A monthly review and outlook of the Asian Quality Bond market.

Market commentary - as at April 2017

Monetary policy and US political uncertainty took a back seat in April as geopolitical risks and the first round of the French election were the focus during the month. Rising tensions between the US and North Korea over missile testing and the US retaliation on Syria’s chemical weapons dominated headlines. The uncertainty largely led to a risk-off tone in Asian credit markets early in the month. This was partly reversed later in the month after the first round of the French election, which saw some of the risks around the political situation in Europe dissipate. The highly anticipated tax reforms in the US left markets trying to decipher the potential impact but currently appear lacking in details.

JACI returned a positive 0.51% on the back of the rally in US treasuries which more than offset the credit spreads widening. US 10 year treasury yield ended the month 10bps lower at 2.28%b while the JACI spread widened by 7bps to 228bps. Investment grade underperformed high yield yet again on a spread basis even though both posted positive total returns. Spread returns by countries were mixed. Frontier markets including Vietnam, Mongolia and Pakistan all witnessed tighter spreads, outperforming rest of the universe where spreads widened.

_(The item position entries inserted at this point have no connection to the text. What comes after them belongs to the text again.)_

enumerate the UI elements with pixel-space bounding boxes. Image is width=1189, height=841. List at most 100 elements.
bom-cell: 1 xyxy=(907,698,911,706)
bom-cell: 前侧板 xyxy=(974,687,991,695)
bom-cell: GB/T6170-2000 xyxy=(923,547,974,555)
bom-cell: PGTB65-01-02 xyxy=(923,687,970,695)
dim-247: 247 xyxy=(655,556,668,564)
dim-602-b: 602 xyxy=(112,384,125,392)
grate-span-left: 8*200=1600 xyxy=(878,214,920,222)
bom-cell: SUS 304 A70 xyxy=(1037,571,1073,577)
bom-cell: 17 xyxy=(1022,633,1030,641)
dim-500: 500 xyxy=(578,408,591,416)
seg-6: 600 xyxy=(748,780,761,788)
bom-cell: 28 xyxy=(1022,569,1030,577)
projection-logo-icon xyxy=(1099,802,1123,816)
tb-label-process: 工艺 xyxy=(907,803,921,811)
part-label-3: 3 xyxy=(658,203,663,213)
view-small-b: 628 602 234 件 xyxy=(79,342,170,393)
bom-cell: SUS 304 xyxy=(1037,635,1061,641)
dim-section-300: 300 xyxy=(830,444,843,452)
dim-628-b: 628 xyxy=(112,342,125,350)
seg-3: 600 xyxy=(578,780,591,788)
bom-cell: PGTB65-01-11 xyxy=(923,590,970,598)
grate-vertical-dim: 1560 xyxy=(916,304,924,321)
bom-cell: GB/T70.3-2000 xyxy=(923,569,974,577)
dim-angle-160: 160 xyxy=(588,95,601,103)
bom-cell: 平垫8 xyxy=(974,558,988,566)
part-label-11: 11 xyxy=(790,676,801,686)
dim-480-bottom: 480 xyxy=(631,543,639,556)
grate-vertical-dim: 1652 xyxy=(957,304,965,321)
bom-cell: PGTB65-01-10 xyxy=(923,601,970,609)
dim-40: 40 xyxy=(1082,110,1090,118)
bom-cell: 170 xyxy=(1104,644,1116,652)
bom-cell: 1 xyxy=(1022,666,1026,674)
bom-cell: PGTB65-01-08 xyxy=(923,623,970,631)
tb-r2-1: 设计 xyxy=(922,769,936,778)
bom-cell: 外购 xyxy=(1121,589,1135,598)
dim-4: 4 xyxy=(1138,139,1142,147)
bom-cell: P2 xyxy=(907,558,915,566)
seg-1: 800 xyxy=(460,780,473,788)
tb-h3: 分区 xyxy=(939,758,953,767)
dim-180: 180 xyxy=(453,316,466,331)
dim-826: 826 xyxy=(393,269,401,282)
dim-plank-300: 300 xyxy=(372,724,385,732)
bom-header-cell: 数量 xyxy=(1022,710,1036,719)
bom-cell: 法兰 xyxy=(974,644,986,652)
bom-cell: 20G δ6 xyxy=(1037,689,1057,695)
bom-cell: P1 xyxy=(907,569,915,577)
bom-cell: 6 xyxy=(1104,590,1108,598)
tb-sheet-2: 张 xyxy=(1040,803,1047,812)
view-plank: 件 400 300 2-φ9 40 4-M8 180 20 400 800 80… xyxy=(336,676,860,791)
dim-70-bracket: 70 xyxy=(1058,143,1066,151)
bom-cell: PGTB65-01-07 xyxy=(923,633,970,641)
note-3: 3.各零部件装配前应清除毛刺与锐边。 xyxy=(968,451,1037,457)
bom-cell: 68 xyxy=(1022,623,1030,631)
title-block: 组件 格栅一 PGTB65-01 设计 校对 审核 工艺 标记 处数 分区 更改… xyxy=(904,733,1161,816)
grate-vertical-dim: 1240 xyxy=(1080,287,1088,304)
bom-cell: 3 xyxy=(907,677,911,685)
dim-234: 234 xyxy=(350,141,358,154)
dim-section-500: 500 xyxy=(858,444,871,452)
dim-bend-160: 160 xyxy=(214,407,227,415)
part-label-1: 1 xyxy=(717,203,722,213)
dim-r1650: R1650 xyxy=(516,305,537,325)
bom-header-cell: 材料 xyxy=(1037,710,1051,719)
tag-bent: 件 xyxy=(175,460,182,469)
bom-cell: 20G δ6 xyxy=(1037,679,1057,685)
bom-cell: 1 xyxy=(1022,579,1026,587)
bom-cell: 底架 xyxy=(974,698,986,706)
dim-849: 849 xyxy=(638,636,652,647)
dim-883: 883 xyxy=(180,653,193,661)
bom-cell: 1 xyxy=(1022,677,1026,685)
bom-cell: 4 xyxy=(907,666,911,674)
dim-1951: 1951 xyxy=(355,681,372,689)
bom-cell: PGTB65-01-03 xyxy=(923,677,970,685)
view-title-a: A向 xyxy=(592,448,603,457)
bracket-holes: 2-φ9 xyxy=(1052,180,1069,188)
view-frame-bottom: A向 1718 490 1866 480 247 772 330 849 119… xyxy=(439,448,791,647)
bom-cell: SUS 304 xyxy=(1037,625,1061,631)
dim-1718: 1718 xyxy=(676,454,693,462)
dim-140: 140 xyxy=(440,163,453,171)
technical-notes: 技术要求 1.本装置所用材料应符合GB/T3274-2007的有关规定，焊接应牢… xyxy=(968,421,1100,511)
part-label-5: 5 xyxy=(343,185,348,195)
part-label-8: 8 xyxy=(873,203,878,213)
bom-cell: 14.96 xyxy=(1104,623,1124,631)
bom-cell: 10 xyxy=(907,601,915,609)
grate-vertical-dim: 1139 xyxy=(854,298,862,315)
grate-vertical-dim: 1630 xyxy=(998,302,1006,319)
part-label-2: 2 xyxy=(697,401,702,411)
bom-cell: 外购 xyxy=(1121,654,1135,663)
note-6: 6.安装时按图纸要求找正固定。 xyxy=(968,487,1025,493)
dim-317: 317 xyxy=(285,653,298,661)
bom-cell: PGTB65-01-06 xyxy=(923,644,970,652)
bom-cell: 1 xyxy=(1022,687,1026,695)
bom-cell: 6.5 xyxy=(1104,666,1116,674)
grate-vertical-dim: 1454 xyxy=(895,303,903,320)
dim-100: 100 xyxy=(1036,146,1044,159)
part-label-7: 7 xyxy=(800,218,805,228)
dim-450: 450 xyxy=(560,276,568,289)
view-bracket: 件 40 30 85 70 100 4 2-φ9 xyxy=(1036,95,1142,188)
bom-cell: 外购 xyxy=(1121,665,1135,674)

Globally, monetary policy remained unchanged for the month starting with the Reserve Bank of Australia (RBA) which held rates steady at 1.50%. The European Central Bank retained its easing bias but pointed to a more solid growth story than in 2016. The Bank of Japan also kept monetary policy steady but raised its GDP growth forecast. Whilst the US Federal Open Market Committee did not meet in April, Federal Reserve (Fed) Chair Yellen reiterated that the pace of rate hikes will remain gradual and that there was no appetite within the Fed to rapidly increase rates.

Since the start of the year, we witnessed a strong uptick in Asian exports and improving PMIs and this trend looks set to continue. Exports data released during the month from South Korea and Singapore were very encouraging, leading to their respective central banks keeping policy rates unchanged while maintaining a cautiously optimistic outlook. During its monetary policy meeting, Bank of Korea (BoK) left the policy base rate unchanged at 1.25% while raising their 2017 GDP and CPI forecasts by 10bp each to 2.6% and 1.9% respectively. BoK expects the recovery to build momentum in 2018, forecasting next year’s growth at 2.9% with CPI steady at 1.9%. Against the backdrop of a higher than expected growth but a still uncertain outlook, Monetary authority of Singapore (MAS) maintained status quo at the semi-annual monetary policy review as widely expected by the market. They maintained a zero appreciation slope, with no change in midpoint or policy band. MAS has reduced the S$NEER slope incrementally since 2015 and adopted a zero appreciation slope since Apr-16.

Supply continues to be robust with another USD23.9b of fixed rate issues printed in April bringing year to date supply to 93% higher year on year. Chinese issuance dominated yet again accounting for 85% of this month’s supply, though what is more significant is the increase in Chinese high yield since the start of the year amid stricter onshore access and this is expected to continue in the coming months.